On Thursday, natural gas prices have stabilized near a two-month high of $2.995.
Last week's surge in prices was driven by production cuts and higher than expected demand forecasts in the United States. Hurricane Helene aftermath and uncertainty regarding energy production in the Gulf of Mexico provided additional support for the prices. Despite efforts to build up inventories ahead of winter, the volumes of gas pumped into storage remain lower than usual, increasing the risk of price fluctuations.
In Europe, the cost of gas has also increased, two to three times higher than historical norms. Market volatility persists as the heating season approaches, with forecasts of colder weather in a number of European cities in October raising concerns.

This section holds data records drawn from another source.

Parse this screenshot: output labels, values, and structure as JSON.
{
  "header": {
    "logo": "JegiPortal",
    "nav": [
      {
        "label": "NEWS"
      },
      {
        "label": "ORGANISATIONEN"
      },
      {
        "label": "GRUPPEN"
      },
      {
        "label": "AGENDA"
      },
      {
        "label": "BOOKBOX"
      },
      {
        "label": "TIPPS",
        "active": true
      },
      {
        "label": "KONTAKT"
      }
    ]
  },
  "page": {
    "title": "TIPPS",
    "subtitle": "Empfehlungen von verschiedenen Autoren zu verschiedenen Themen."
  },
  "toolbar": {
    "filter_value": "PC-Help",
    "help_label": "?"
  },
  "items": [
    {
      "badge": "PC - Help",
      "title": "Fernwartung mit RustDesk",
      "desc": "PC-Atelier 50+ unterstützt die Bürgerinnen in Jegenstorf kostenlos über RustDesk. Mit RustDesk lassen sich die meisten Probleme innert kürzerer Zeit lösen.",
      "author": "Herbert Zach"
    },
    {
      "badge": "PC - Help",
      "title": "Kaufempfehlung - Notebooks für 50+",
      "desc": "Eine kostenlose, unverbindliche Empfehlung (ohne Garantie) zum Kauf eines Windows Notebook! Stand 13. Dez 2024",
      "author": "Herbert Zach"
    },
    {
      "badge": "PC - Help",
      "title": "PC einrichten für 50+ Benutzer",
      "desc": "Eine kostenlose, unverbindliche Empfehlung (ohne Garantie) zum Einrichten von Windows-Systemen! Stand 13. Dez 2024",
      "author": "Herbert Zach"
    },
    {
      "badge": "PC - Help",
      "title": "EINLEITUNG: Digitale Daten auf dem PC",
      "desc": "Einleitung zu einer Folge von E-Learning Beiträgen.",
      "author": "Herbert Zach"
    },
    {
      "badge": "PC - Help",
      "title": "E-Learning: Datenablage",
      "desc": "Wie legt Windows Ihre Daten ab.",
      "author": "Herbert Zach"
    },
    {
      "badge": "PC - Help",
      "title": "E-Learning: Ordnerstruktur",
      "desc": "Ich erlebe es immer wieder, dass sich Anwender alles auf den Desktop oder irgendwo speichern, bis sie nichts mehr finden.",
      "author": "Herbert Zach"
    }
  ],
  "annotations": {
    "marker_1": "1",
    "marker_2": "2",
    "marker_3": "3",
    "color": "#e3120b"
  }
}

Moreover, the European market remains vulnerable to supply disruptions. Some liquefied natural gas (LNG) traders opt to pay penalties for canceling shipments to Germany and redirect cargoes to Asia, where higher demand provides better margins. BloombergNEF estimates that US LNG exports in the coming months will be more profitable for Asian markets than for those in Europe.
To minimize the risks of shipment diversion, Germany has added diversion charges to its contracts of up to 1% of the LNG price. Likewise, terminal operators continue to impose regasification fees even if deliveries are canceled.
On a technical level, natural gas prices are forming a broad upward correction on the D1 timeframe. In terms of wave analysis, the price is forming the third ascending wave. Breaking through the top of the first wave at 3,150 will strengthen the upward movement. Bulls Power and Bears Power indicators (standard values), which remain in the positive zone, confirm the strength of bullish sentiment.
Signal:
The short-term outlook for natural gas is to buy.
The target is at the level of 3,385.
Part of the profit should be taken near the level of 3,150.
A Stop Loss is placed at the level of 2,650.
The bullish trend is of a short-term nature, so it is worth selecting a trading volume of no more than 2% of your balance.
This content is for informational purposes only and is not intended to be investing advice.